Training Laypeople to Prepare Trauma Patients for Hospitalization and Surgery

Patients who experience traumatic injury in resource-poor and rural settings often fail to receive important accident scene care that would increase the likelihood of good surgical outcomes.

Patients who experience traumatic injury in resource-poor and rural settings often fail to receive important accident scene care that would increase the likelihood of good surgical outcomes. These settings simply don't have pre-hospital trauma services that more developed urban areas employ well. Many nations and areas are turning to trained laypeople to improve outcomes. A study published in the Journal of Surgical Research describes a program that engages and equips first responders.

This collaborative effort between surgeons from Michigan State University and colleagues in India involved a 2 day training course for non-physician first responders in Jodhpur, Rajasthan.

The pilot program, conducted in the first responders' native language, used high-fidelity simulation, video-assisted debriefing, and self-directed learning videos.

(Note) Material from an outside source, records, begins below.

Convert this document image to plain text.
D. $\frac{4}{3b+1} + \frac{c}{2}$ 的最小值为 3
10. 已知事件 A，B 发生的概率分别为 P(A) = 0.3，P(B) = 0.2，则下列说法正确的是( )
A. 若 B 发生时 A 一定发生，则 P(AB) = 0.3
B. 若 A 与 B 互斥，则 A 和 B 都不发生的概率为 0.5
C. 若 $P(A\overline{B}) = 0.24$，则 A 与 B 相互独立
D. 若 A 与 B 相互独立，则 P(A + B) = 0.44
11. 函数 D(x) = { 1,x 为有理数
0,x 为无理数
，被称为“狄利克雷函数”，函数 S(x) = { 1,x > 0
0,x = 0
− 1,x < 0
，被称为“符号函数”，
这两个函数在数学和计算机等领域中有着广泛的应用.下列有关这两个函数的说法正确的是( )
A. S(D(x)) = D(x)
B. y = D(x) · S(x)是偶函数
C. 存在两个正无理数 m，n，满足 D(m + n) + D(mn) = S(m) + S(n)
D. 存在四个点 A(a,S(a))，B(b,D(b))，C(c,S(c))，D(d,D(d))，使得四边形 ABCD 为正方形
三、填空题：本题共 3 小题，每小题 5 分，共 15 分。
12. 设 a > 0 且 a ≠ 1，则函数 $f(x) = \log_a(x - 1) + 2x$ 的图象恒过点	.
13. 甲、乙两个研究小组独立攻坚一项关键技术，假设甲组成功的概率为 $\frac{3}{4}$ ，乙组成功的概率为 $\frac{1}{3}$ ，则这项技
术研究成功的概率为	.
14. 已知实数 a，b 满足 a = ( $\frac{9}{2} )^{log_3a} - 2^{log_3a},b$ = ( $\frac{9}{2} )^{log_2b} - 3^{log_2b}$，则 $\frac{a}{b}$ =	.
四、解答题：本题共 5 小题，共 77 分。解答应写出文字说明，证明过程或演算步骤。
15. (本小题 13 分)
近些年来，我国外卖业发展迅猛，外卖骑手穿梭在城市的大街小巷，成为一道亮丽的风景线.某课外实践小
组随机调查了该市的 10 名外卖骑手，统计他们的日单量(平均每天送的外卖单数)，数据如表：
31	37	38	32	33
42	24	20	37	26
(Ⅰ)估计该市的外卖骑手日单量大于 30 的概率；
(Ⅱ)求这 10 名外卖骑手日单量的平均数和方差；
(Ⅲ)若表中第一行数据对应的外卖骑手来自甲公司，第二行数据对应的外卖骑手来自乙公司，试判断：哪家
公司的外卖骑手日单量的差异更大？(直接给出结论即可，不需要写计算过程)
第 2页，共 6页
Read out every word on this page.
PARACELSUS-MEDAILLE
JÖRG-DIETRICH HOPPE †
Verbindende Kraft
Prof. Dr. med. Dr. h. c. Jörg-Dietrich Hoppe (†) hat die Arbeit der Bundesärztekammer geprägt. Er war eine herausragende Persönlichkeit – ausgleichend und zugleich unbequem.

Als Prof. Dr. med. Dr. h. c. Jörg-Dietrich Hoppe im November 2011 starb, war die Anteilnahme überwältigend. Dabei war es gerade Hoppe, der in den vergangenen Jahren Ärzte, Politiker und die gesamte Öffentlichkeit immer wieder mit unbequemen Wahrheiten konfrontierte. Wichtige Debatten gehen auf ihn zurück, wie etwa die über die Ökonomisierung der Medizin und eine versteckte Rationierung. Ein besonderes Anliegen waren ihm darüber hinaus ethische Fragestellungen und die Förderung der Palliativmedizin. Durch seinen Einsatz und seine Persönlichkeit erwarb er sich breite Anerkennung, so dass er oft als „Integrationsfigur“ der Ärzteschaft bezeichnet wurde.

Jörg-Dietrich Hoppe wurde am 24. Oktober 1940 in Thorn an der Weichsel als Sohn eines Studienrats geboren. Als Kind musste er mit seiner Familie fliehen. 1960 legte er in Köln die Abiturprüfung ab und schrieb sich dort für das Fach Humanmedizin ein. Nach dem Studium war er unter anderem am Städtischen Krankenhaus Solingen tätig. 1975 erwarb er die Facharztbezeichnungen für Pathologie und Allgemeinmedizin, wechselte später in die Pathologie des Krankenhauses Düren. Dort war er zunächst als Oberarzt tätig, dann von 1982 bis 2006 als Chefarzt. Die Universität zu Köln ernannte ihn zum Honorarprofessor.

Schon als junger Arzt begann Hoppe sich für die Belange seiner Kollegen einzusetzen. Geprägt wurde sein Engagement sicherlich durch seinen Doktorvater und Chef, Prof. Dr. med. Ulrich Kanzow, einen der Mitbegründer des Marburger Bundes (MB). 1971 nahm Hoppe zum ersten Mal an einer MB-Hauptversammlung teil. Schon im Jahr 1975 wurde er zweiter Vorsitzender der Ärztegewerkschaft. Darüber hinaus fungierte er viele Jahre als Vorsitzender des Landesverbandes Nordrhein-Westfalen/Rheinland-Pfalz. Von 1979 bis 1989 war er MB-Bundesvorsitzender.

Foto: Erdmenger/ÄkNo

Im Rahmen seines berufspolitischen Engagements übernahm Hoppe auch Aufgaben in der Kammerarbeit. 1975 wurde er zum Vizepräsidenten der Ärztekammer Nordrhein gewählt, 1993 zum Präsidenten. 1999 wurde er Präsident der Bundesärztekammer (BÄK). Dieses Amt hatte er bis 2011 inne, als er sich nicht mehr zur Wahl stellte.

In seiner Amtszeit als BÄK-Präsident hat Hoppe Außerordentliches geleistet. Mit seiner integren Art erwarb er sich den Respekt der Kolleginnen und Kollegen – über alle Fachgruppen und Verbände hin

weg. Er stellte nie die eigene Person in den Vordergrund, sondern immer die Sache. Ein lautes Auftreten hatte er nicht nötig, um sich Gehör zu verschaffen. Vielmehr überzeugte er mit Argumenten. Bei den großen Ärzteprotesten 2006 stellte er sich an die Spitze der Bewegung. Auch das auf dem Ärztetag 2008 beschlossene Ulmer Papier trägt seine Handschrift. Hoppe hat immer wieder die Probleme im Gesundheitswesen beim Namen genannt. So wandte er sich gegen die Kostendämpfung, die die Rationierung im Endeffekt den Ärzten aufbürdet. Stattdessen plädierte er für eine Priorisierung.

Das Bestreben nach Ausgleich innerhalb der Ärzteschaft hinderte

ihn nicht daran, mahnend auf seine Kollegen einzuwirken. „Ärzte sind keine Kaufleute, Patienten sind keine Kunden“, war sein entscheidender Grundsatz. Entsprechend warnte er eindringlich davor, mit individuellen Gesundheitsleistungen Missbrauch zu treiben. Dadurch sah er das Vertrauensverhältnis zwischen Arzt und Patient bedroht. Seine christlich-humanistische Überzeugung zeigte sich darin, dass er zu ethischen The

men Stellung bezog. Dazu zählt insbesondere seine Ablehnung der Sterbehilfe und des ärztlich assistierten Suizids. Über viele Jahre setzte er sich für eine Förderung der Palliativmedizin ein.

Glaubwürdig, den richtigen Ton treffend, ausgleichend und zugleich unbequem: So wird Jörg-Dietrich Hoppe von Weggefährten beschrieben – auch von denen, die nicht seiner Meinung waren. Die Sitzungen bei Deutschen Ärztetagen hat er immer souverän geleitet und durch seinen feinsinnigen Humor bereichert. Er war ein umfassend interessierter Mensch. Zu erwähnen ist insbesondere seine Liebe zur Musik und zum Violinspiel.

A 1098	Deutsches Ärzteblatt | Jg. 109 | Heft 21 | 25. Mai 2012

These researchers recruited 18 local instructors to train 48 layperson first responders, creating a ratio of 1 instructor for every 3 to 4 students. They designated 10 subjects "essential" and structured the program as follows:

  • First responders completed self-directed learning videos that were 15 to 20 minutes long
  • Next, they participated high-fidelity simulation sessions that were 40 minutes in length or shorter
  • Finally, they ended with short video-debriefing periods

Pre-training and post-training surveys indicated that across-the-board, first responders' competence increased. They were significantly more likely to manage airway, hemorrhage, fractures, cervical spine injury, chest injury, IV line placement, extrication, scene assessment, triage, and communication effectively and appropriately.

First responders experienced the greatest gain in competence in cervical spine injury and hemorrhage management.

IV line placement (the most involved procedure in the training module) and extrication changed the least. The researchers indicate that IV line placement appears to be an advanced skill, and may need to be addressed in advanced level courses.

This innovative approach to trauma management could be applied in rural American settings. The researchers suggest that the instructor-to-student ratio would be better if 1 instructor could work with just 2 students. They also indicate that the course needs a jargon-free, picture-laden manual.